Peppo Brivio (1923-2016) – Casa d’artista
A Savosa, in un quartiere abitativo di case unifamiliari, Peppo Brivio progetta negli anni Cinquanta una casa d’artista, creando spazi interni introversi e protetti dal mondo esterno. Accanto alle planimetrie del Fondo Brivio, nell’archivio della Fondazione Archivi Architetti Ticinesi sono presenti numerose lettere testimoni della fitta corrispondenza intrattenuta dall’architetto con il proprietario, le quali fanno da filo conduttore alla progettazione. Luciano Sgrizzi, famoso pianista, si delinea infatti da subito come un committente ansioso di costruire la propria casa in tempi brevi, insistente nei confronti dell’architetto e molto attento a ogni evoluzione progettuale.

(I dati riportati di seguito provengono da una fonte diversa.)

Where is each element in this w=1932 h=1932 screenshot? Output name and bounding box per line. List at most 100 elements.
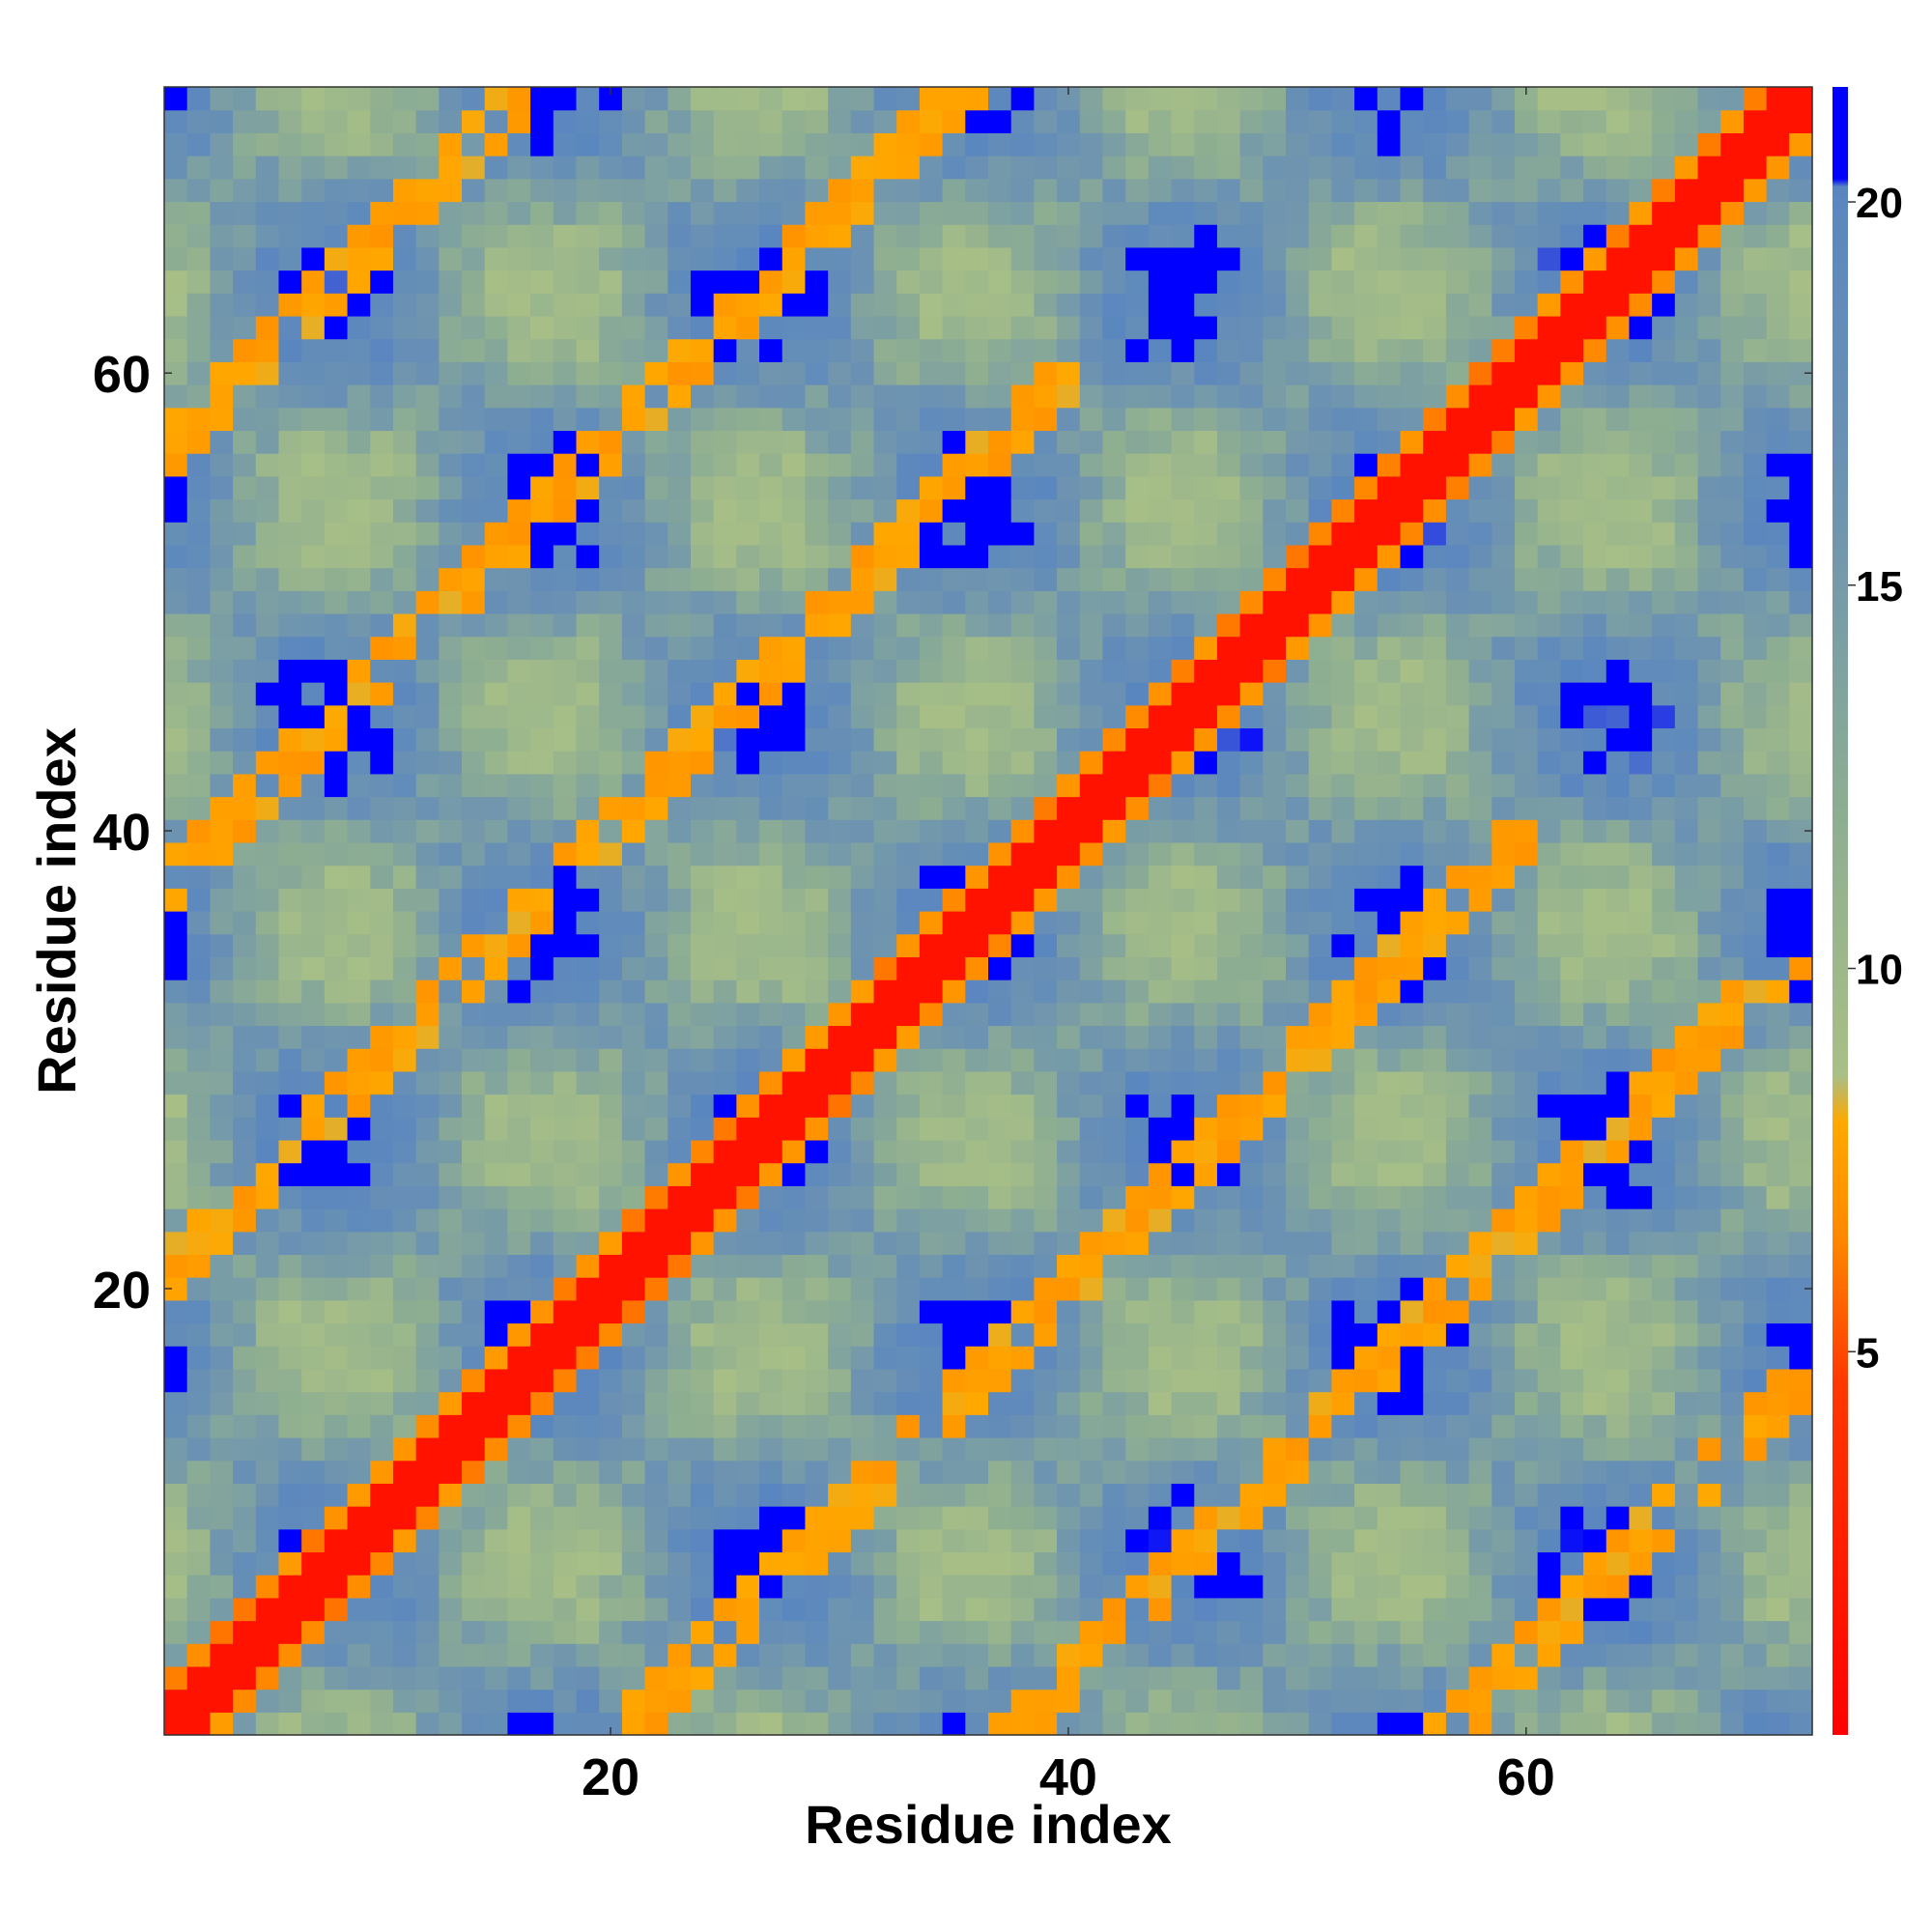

Linee tracciate a matita su carta quadrettata: è così che prendono forma i progetti di Brivio, e anche per la casa d’artista lo studio di varianti planimetriche segue questa scala ortogonale e precisa. Nel primo schizzo progettuale il piano superiore si sviluppa con una doppia assialità: una fascia nord traversante, con cucina e sala da pranzo, alla quale si dispongono ortogonalmente due spazi di identiche proporzioni separati tra loro dalla circolazione verticale del vano scale, entrambi affacciati sullo spazio esterno della lunga terrazza verso sud. Questo primo studio è il diretto risultato del peculiare fronte prospettico della parcella verso sud, caratterizzata inoltre da una forte pendenza del terreno e racchiusa nel tornante di una strada.
Il committente risponde però prontamente, esprimendo per lettera i suoi desideri. Casa Sgrizzi viene così in seguito modellata attorno al pianista, sulla base del desiderio di un’abitazione «protetta dal rumore e dalla vista della strada sottostante»,1 sviluppata attorno allo spazio a lui più caro, il suo studio, come sottolinea in più lettere lo stesso Luciano Sgrizzi: «il resto non mi importa molto».2
Gli schizzi seguenti presentano così una negazione dell’apertura verso sud, portando il progetto a uno stadio introspettivo.
Nell’avanzamento del progetto, il volume della casa si fa sempre più introverso, diminuisce la permeabilità con l’esterno, il programma si sviluppa in spazi volumetrici e le planimetrie presentano un concatenarsi di volumi chiusi. Il soggiorno e lo studio si uniscono e formano un’unica area che occupa tutta la fascia ovest del piano superiore, mentre la fascia est ospita la cucina a nord, nel mezzo gli spazi secondari, e verso sud la camera padronale. La terrazza viene posta perpendicolarmente al dislivello del terreno. Le superfici delle facciate presentate in precedenza lasciano spazio a una vera e propria articolazione di volumi compatti, con superfici in cemento armato a vista, corrispondenti all’introspettivo programma interno, presentanti una complessa articolazione volumetrica plastica, «quasi puntuale nella sua interpretazione cubista».3 Le aperture, scorci vetrati in legno di abete, sono pensate come semplici fessure intraposte tra i compatti prismi intatti, senza alcuna continuità con gli spazi esterni.
Questo progetto rappresenta la ricerca e l’architettura di Peppo Brivio nei primi anni Cinquanta, risultante da uno schema radicale, simbolico e, facendo seguito al suo primo progetto di Casa Albairone a Massagno, segna l’inizio del legame con il neoplasticismo.
Note
1 N. Baserga, L’interpretazione dei modelli storici nell’opera di Peppo Brivio, «Archi», 2013, n. 4, p.71.
2 Lettera di Sgrizzi a Brivio, agosto 1957, Archivio AAT, Fondo 041.049.
3 R. Pedio, Una proposta neoplastica: Opere dell’architetto Peppo Brivio, «L’architettura. Cronache e storia», febbraio 1961, anno VI, n.10, pp. 684.